The evidence established that there was common ownership of [Inc. and LLC] by Wilfred Cameron, who controlled the two entities and there was intermingling assets. [Inc.] was thinly capitalized, and the two entities observed only minimal corporate formalities by filing separate tax returns and Annual Reports. There [also] was no evidence of other corporate record keeping or payments of dividends.
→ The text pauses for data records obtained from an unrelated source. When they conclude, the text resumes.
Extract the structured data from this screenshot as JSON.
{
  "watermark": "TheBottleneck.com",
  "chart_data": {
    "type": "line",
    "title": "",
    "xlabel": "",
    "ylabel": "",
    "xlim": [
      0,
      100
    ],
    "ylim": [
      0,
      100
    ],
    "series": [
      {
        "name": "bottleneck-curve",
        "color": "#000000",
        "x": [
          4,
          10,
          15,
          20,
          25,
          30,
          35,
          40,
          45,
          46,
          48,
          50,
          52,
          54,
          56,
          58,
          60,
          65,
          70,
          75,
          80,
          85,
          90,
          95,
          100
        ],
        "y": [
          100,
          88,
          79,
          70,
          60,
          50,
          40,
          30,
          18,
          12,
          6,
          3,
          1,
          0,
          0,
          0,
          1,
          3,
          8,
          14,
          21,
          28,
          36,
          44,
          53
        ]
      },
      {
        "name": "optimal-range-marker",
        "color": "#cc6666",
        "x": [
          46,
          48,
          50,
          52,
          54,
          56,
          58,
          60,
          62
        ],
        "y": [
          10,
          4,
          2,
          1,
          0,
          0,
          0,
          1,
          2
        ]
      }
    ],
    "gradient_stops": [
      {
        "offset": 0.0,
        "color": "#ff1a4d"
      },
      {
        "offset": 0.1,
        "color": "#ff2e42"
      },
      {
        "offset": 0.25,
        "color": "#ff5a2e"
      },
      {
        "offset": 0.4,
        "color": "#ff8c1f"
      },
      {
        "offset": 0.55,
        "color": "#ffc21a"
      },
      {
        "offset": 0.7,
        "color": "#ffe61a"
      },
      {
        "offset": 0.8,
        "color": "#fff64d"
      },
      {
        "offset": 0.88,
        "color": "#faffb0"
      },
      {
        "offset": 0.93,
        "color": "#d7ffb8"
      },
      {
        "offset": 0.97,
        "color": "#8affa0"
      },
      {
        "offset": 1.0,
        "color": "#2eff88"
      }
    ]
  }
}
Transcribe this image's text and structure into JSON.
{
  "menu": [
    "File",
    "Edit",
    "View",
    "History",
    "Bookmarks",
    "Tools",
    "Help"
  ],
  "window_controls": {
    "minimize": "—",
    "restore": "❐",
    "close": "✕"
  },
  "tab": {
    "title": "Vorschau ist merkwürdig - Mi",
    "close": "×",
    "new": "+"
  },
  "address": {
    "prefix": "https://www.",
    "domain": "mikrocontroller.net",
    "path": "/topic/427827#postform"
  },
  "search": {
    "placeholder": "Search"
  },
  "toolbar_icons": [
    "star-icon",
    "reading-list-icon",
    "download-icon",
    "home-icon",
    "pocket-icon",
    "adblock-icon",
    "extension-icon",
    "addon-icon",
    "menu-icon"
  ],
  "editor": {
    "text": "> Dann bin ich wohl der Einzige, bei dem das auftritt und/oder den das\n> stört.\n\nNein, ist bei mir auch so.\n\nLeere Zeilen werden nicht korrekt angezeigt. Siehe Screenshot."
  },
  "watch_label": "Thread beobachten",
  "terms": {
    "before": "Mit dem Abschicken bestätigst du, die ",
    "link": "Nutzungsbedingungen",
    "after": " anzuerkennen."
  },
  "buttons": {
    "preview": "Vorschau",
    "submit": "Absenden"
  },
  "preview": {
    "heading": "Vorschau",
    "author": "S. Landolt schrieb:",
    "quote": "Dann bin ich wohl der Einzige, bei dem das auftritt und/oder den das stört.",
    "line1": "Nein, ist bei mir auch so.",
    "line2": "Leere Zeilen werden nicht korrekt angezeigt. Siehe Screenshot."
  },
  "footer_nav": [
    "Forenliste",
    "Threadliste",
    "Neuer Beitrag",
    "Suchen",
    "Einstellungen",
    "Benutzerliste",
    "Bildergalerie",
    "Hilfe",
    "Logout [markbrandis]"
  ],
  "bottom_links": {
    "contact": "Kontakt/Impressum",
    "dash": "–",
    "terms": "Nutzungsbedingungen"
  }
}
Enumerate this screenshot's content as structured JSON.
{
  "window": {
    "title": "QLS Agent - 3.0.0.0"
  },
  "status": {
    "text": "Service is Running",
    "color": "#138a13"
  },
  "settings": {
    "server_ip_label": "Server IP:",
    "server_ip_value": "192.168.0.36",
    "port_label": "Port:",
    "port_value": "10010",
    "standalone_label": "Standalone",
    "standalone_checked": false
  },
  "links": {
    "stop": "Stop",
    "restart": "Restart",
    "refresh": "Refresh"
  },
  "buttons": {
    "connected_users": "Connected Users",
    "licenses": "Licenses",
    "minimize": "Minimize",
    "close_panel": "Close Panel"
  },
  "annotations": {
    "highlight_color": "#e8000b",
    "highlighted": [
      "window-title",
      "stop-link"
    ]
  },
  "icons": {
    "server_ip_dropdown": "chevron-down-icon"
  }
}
As such, the Court allowed the Trustee to apply assets of LLC to the debts of Inc.  More generally, and as Cameron and numerous other cases have noted, in evaluating whether one entity can be liable for the debts of another, courts will evaluate the following factors:

(1) Common ownership; (2) pervasive control; (3) confused intermingling of business activity assets, or management; (4) thin capitalization; (5) nonobservance of corporate formalities; (6) absence of corporate records; (7) no payment of dividends; (8) insolvency at the time of the litigated transaction; (9) siphoning away of corporate assets by the dominant shareholders; (10) nonfunctioning of officers and directors; (11) use of the corporation for transactions of the dominant shareholders; (12) use of the corporation in promoting fraud.

So while setting up a new entity may be a prerequisite to insulating an existing business from liability, such protection only will be achieved if continued diligence in keeping the companies separate is exercised.